Monday, September 10, 2012

Zafrani Pulao

Zafrani Pulao

One, out of the several qualities of rice lies in its versatility.The sweet aroma of long grain basmati rice, which when aged to the perfect amount is a rage in itself.And Indians, belonging to a land of agriculture and withstanding a long history and tradition in almost every aspects of life, has taken rice and its associated recipes to the next level.Innumerable types of rice are available here but the undisputed king is - The Basmati.During any of my rice recipes I have always insisted upon using the finest quality out there in the market.And one of the chracterestics of the Basmati is once you put it in boiling water, it doubles in length(well almost!).

Rice is generally consumed steamed, but when its celebration time or its guest time we have Fried rice, Pulao, Biryani. With the phoron(basic ingredients that go on to define the ultimate taste) of a little amount of ghee and garam masala, we can perform innumerable combinations of the other ingredients that virtually there can be a 100 differents forms of Pulao/Fried Rice.Biryani ofcourse belongs to a different class all together - its the king of Indian dishes and the ultimate dream stuff of any cook.

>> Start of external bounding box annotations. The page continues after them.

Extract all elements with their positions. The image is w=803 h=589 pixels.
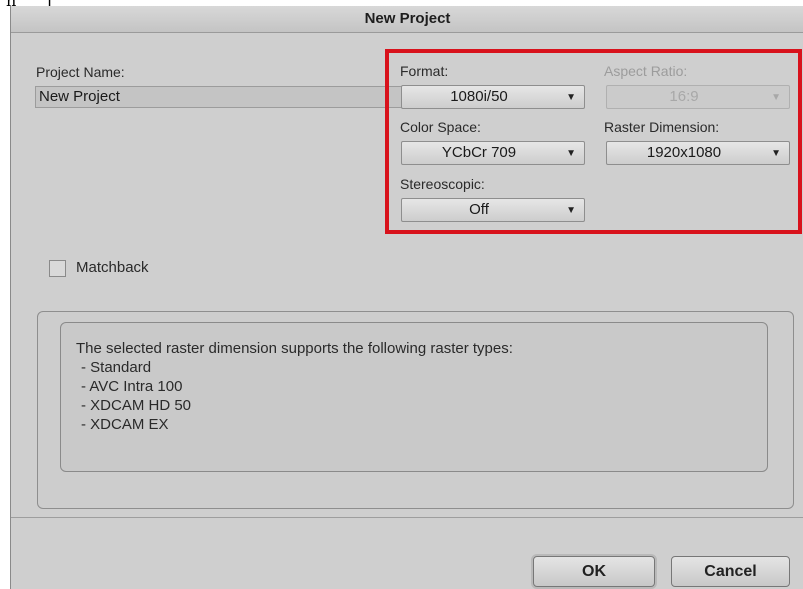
matchback-checkbox[interactable] [49,260,66,277]
raster-type-item: - AVC Intra 100 [81,378,183,395]
raster-type-item: - XDCAM EX [81,416,169,433]
project-name-label: Project Name: [36,64,125,80]
footer-divider [11,517,803,518]
project-name-input[interactable]: New Project [35,86,415,108]
raster-type-item: - XDCAM HD 50 [81,397,192,414]
red-highlight-box [385,49,802,234]
raster-type-item: - Standard [81,359,152,376]
cancel-button[interactable]: Cancel [671,556,790,587]
new-project-dialog: New Project Project Name: New Project Fo… [10,6,803,589]
ok-button[interactable]: OK [533,556,655,587]
dialog-title: New Project [11,6,803,33]
matchback-label: Matchback [76,259,149,276]
raster-info-heading: The selected raster dimension supports t… [76,340,513,357]
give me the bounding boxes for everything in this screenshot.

So,sometime back when I was pondering to prepare a different kind of Pulao, the wife suggested why not try out something with Zafran(Saffron)?But getting the right Zafran is difficult because it is expensive and uber rare commodity and most of the stuff that are available in the market are either "look alike" zafrans or "mixed" with real ones.After long searches my trusted shop did fetch me one, but the authenticity I do not know, rather I didnot want to know! So, here is the Zafrani pulao recipe, which required more time to fetch the stuff than cooking it in reality.

Serves: 2

Preparation Time: 20 mins.
Cooking Time: 15 mins.

Ingredients:

  • Rice: 200 gms.Use the finest quality Basmati rice.
  • Zafran Strans Soaked in 25 ml Hot Milk - 12-15.
  • Cashew Nuts - 50 gms
  • Soaked Raisins - 25 gms
  • Vegetable Oil - 2 tbsp.
  • Ghee - 3 tb sp.
  • Salt - to taste

Whole Spices:

  • Bay leaf - 1
  • Green Cardamon - 3.
  • Black Cardamon - 1
  • Black Pepper - 4-5.Crushed.
  • Cinnamon Stick - One 2 inch piece.
  • Cloves - 3-4.

Scents and Aroma:

  • Kewra Water - 1 drop.DONOT overdo this.
  • Rose  Water - 1 drop.DONOT overdo this.

Preparation:
  • Soak the rice in water for 30 mins.
  • Prepare rice like it is normally done - But add some amount of salt to taste and one table spoon of oil while preparing the rice.
  • Once the rice is done, spread it on plates/thalis under a fan. This will remove the moisture from the rice and leave it absolutely dry.
  • Check for the salt amount in rice, depending upon which you may add more salt during the cooking.

Cooking:

  • Heat the 2 tbsp of vegetable oil in a kadai/wok.
  • When the oil gets hot, add the whole spices in it.
  • Once the sweet aroma of the spices evolve add the prepared rice and IMMEDIATELY reduce the heat to low.
  • Stir for 2-3 mins and ensure that the rice does not stick to the wok.
  • Add the Zafran soaked hot milk to the rice and continue stirring for a further 5-6 mins.
  • Mix the cashew nuts,raisins and ghee at this point and ensure proper mixing of the ingredients for another 5 mins.
  • Add a drop each of rose water and kewra water and stick to the quantities as mentioned else the entire flavour of the pulao will go for a toss.
  • Give a final mix.


The Zafrani pulao should be done with 15 mins of frying.Serve hot nd enjoy with chicken/mutton dishes.